IgG antibodies from patients with bullous pemphigoid bind to localized epitopes on synthetic peptides encoded by bullous pemphigoid antigen cDNA.

Bullous pemphigoid (BP) is an autoimmune blistering disease characterized in part by the presence of tissue-bound and circulating antibodies specific for basement membrane zone proteins, the BP Ag. The purpose of the present study was to determine seroreactivity of patients with BP to six nonoverlapping synthetic peptides representing sequences in the carboxyl domain of the recently cloned 230-kDa BP Ag.
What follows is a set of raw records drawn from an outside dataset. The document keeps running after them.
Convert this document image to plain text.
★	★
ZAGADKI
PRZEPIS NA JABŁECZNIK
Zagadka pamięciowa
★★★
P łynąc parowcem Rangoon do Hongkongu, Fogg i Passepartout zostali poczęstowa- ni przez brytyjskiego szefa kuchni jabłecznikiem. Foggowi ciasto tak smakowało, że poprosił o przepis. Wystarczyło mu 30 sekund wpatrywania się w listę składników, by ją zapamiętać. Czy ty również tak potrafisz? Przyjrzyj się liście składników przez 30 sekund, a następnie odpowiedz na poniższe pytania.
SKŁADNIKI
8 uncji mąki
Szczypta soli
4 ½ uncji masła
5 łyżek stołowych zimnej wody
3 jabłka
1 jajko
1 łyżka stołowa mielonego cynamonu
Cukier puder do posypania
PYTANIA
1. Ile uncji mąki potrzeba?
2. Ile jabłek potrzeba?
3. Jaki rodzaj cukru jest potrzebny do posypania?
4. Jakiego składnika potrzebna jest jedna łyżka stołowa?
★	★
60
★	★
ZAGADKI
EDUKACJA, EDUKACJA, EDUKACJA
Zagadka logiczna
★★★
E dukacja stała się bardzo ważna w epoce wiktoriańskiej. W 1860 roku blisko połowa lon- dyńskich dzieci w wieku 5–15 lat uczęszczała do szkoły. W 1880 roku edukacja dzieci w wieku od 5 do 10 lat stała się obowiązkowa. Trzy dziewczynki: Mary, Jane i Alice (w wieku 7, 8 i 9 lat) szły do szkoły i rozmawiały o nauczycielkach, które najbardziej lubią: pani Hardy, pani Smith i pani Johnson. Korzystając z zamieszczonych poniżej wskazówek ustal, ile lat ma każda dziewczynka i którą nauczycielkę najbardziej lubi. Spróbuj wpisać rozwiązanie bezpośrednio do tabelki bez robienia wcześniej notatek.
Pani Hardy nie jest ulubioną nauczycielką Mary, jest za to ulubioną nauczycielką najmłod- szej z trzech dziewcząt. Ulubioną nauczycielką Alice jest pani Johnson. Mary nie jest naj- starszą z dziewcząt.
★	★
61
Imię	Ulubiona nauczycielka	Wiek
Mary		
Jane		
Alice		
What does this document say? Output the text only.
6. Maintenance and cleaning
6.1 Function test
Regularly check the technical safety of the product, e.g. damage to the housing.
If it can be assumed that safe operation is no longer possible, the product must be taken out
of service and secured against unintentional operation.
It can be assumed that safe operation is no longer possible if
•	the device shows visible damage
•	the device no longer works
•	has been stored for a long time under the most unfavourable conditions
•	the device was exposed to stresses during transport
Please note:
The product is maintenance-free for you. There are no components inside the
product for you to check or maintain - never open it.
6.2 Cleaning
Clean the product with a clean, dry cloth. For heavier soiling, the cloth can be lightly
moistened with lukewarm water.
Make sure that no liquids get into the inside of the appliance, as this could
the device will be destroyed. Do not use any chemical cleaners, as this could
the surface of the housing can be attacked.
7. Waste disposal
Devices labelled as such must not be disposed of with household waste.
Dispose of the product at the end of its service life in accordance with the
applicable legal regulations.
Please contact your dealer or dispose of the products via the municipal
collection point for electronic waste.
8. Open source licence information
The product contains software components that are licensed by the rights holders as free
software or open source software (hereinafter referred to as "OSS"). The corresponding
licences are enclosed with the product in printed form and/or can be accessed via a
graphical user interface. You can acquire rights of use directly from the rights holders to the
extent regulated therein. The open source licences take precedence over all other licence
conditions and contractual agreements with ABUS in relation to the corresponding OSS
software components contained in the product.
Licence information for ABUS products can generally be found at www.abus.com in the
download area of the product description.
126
Sera from 40 patients with BP, 57 normal subjects, and 18 patients with other autoimmune blistering skin diseases were examined in an ELISA for binding to six synthetic peptides varying between 17 and 19 amino acids in length. The binding of IgG from patients with BP to three synthetic peptides, P1-2, P1-1, and P3-1, was significantly different from that seen in the normal controls (p less than 0.001, Fisher's exact test). Affinity-purified anti-P1-2 antibody from a patient with BP bound in a characteristic linear band to the epidermal side of 1 M NaCl split skin and immunoprecipitated the native 230-kDa BP Ag. Serum IgG antibodies from a rabbit immunized with a BP fusion protein that contains the sequences for P1-1 and P1-2, bound on ELISA to P1-2 but not to P1-1. These data suggest that multiple epitopes on the 230-kDa BP Ag are recognized by circulating autoantibodies in patients with this disease, and that an epitope encoded within the synthetic peptide P1-2 is expressed on the native molecule and may be relevant in the generation of an immune response both in man and in an animal model.[1]